Grier shot a confused glance at Melinda. “But you’re anti-hookup.”

“For me,” Melinda said. “Whatever y’all do is your business.”

“I’m not hooking up with anyone, but thank you for the consultation.” She stretched languidly, grateful she’d spontaneously dialed her friends. When she talked to them it had the same effect as sipping a glass of wine in a bubble bath, and she was in a much better headspace for violin.

“Not to cut this short, but I have a big day tomorrow,” Grier said. “But you’re good?”

“Yes, thank you,” Brooke said.

“Good. ’Night sweetie.”

“Break a leg.” Melinda blew her a kiss and ended the call.

Brooke picked up Luke’s blazer and tossed it on the side chair. The cologne clinging to it puffed into the air, and Brooke breathed deeply, refusing to admit she wished the man were here.

~ * ~

Nine hours later, Brooke slapped her phone’s happy alarm and stumbled into the bathroom. After the call with her friends, she’d practiced until the early morning hours. First, she perfected The Throne Room then played all of her intended pieces by heart. Finally, she played for the joy of it, and the stresses from the past few days—family bickering, jumping back to adolescent frustrations, flirty taboos with Luke—melted away.

Making music was her career, her therapy, her pleasure.

Brooke flipped back the covers then squinted at her phone. Nine a.m. She’d gotten five hours of sleep. Not great, but she couldn’t stay in bed. For her whole life, she was a bitchy mess for an hour after waking. To be a pleasant participant in the wedding morning beautification rituals, she’d better get up.

Brooke rubbed her face, clearing the sand from her eyes.
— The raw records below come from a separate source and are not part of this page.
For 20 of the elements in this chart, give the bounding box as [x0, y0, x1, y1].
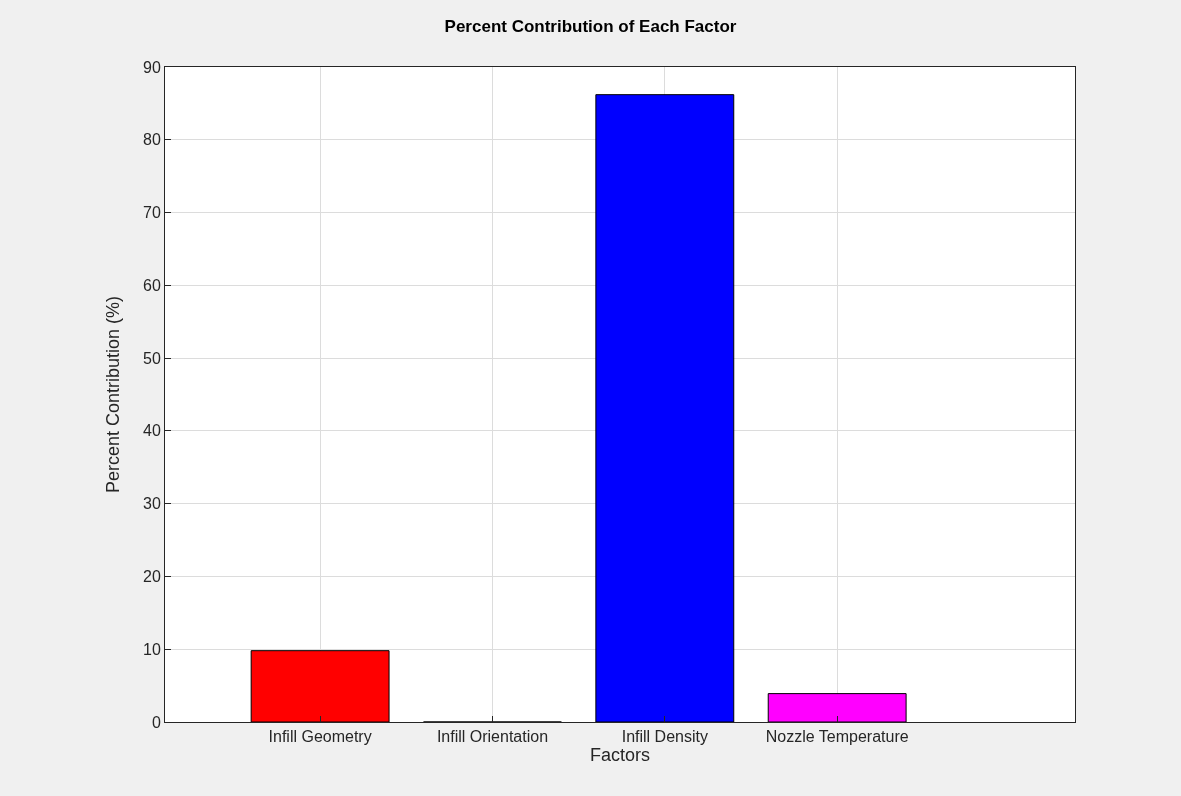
y-tick-label: 40: [143, 422, 161, 440]
y-tick-label: 70: [143, 204, 161, 222]
y-tick-label: 10: [143, 640, 161, 658]
y-tick-label: 60: [143, 276, 161, 294]
chart-title: Percent Contribution of Each Factor: [444, 16, 737, 36]
x-tick-label: Infill Orientation: [436, 728, 549, 746]
x-tick-label: Infill Density: [621, 728, 708, 746]
y-tick-label: 0: [151, 713, 161, 731]
y-tick-label: 50: [143, 349, 161, 367]
bar: [595, 94, 735, 722]
x-tick-label: Infill Geometry: [268, 728, 372, 746]
x-tick-label: Nozzle Temperature: [765, 728, 909, 746]
y-tick-label: 20: [143, 568, 161, 586]
bar: [250, 650, 390, 722]
y-tick-label: 80: [143, 131, 161, 149]
y-tick-label: 90: [143, 58, 161, 76]
bar: [767, 693, 907, 722]
y-axis-title: Percent Contribution (%): [103, 295, 123, 494]
y-tick-label: 30: [143, 495, 161, 513]
x-axis-title: Factors: [589, 745, 651, 766]
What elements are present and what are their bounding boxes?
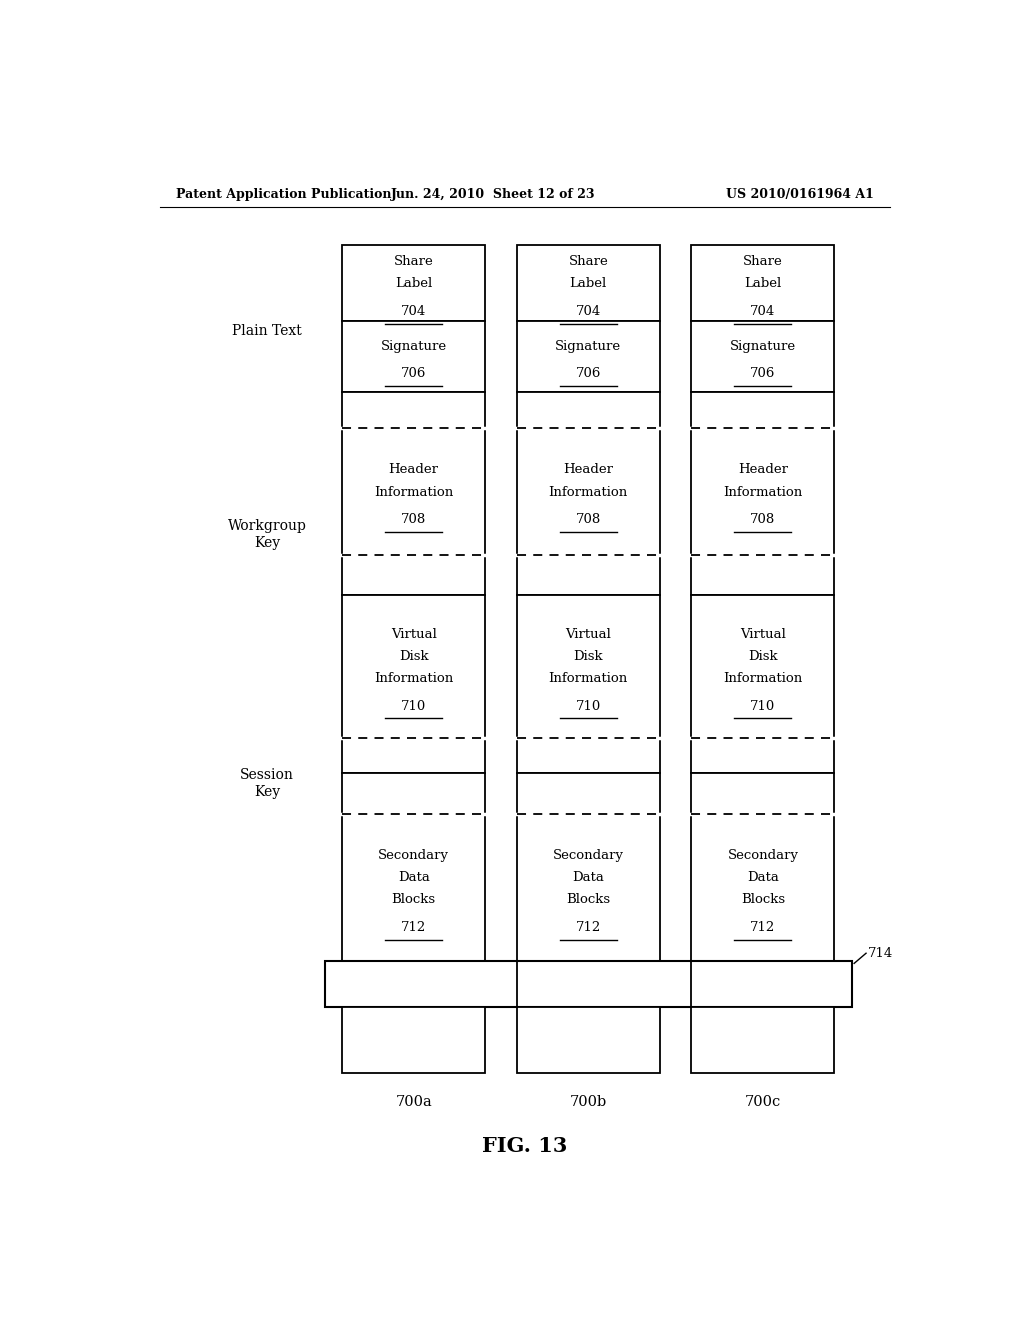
Bar (342, 814, 485, 961)
Text: 704: 704 (575, 305, 601, 318)
Bar (517, 554, 659, 595)
Text: Label: Label (744, 277, 781, 290)
Text: 706: 706 (575, 367, 601, 380)
Text: Virtual: Virtual (740, 627, 785, 640)
Bar (517, 1007, 659, 1073)
Text: 704: 704 (401, 305, 426, 318)
Text: Information: Information (723, 672, 803, 685)
Bar (517, 428, 659, 554)
Text: 710: 710 (401, 700, 426, 713)
Bar (342, 1007, 485, 1073)
Text: Label: Label (395, 277, 432, 290)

She checked the phone again—9:02 AM, and she’d missed some texts. Aw, her sweetheart roommates sent good luck messages. She sent a smoochy thank you and a similar message to Grier then stumbled from bed. Coffee and a healthy squeeze of eye drops would cure the grainy sensation behind her eyelids. She prepped the in-room coffee pot to brew while she readied herself for the day.

In the bathroom, she twisted the shower knob until it rained steaming water. When she swiveled back to the sink, a zombie with wild hair, bags under her eyes, and a sleep-creased face stared back from the mirror. She laughed and squeezed a blob of paste on toothbrush.

Good thing today wasn’t her wedding day.